You may have noticed that the blog has not been updated in the past week. I have to say it’s been an extremely busy week for me.

Although I haven’t blogged, I have been thinking about a number of topics to post about and I plan to do that in the next day or two and over the weekend. I’ve been in complete learning mode. I’m learning from my mentors and advisors, my friends and peers, and the people that I follow and listen to. Alongside that I’ve been doing a lot of reading and learning about these topics.

This post is about routine and how developing good habits requires both accountability and discipline. In order to stick to the commitment you need someone or something to keep you accountable. What this means is that someone holds you responsible for the actions that you have promised. Discipline is the effort and perseverance it takes to continue to do those action day in and day out.

Because the United States of America is built on a society of instant gratification, this discipline might be much harder than in a nation where the citizens work hard and regard working hard highly. I was listening to a psychology podcast the other day about business leadership and goal setting. Some bloggers proclaim that sharing their goals on their blog is what keeps them accountable because they are now responsible to their audience to complete the actions they committed to.

However the expert psychologist that I listen to said that the feeling of accomplishment came from talking about the goal instead of actually doing it. For example posting about a goal to complete a marathon is just as rewarding as actually accomplishing the goal itself. As a result people post their goals on their blog but they never actually do the action that they have committed to.

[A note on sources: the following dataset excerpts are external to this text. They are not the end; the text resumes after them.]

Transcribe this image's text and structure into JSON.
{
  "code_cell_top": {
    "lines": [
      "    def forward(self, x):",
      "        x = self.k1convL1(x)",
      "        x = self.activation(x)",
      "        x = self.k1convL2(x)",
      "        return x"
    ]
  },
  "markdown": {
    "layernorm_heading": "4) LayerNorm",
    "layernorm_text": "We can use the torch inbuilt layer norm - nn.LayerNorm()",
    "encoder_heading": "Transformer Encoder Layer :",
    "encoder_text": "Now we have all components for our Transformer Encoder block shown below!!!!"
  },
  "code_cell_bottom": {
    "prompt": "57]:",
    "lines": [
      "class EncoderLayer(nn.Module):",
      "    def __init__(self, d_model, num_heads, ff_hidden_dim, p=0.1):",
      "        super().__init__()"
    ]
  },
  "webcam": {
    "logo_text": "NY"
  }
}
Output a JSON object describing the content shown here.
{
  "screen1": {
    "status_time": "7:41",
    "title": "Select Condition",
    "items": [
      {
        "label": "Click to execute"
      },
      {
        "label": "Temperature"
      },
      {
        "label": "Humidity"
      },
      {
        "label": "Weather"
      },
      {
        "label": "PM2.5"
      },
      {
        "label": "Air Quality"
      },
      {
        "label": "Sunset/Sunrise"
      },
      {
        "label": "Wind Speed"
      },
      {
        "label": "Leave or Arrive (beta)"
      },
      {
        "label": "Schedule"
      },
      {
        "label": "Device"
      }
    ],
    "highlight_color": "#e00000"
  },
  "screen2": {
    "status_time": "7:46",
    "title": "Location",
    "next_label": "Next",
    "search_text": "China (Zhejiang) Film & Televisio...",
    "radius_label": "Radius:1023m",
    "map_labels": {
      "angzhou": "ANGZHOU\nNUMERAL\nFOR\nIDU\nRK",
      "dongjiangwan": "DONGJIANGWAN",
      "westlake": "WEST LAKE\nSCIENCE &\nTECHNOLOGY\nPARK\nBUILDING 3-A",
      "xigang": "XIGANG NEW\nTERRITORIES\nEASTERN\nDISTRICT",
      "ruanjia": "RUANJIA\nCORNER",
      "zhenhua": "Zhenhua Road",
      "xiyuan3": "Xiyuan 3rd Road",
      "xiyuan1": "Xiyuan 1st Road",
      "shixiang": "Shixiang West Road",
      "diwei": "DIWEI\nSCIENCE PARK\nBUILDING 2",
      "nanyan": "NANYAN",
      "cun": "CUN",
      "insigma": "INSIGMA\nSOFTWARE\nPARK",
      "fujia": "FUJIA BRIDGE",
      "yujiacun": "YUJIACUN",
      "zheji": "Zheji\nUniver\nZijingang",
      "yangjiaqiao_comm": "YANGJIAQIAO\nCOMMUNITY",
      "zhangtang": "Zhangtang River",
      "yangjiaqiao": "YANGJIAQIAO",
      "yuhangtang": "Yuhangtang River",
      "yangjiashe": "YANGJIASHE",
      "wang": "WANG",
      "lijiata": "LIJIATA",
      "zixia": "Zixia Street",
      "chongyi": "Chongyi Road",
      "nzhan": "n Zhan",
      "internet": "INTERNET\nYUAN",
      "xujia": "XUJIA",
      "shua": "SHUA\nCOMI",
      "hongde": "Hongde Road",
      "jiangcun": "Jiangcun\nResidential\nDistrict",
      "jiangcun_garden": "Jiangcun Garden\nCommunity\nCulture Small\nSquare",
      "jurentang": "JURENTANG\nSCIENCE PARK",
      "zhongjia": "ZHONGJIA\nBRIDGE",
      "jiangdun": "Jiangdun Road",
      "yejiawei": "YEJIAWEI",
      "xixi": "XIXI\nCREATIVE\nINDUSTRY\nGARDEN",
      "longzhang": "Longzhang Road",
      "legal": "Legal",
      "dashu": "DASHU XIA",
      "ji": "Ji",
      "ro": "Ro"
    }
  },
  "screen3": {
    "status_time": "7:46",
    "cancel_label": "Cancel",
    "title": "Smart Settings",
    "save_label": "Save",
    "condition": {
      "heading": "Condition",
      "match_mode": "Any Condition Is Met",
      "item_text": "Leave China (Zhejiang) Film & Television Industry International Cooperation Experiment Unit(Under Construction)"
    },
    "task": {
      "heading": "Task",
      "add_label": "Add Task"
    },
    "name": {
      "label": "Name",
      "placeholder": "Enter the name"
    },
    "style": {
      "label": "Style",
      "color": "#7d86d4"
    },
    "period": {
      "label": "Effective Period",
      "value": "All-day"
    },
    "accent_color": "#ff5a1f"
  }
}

Perhaps that is maybe what happened to me. Although I do not have a large readership or reader base on my blog yet, I realize that the goal setting was primarily for myself. However writing is very difficult and doing something consistently for the same on a time during the same period of the day is very difficult.

What I further realize is that sometimes in order to get something done you just have to get started and that often starting is much more difficult than you ever imagined. In a world where social media and e-mail rule our lives, it is very easy to get distracted in start doing something else when that is less important than the task at hand. .

So instead of striving to make every single post on this blog perfectly written, I will continue to write but I’m learning about business, marketing, start-ups, and finance.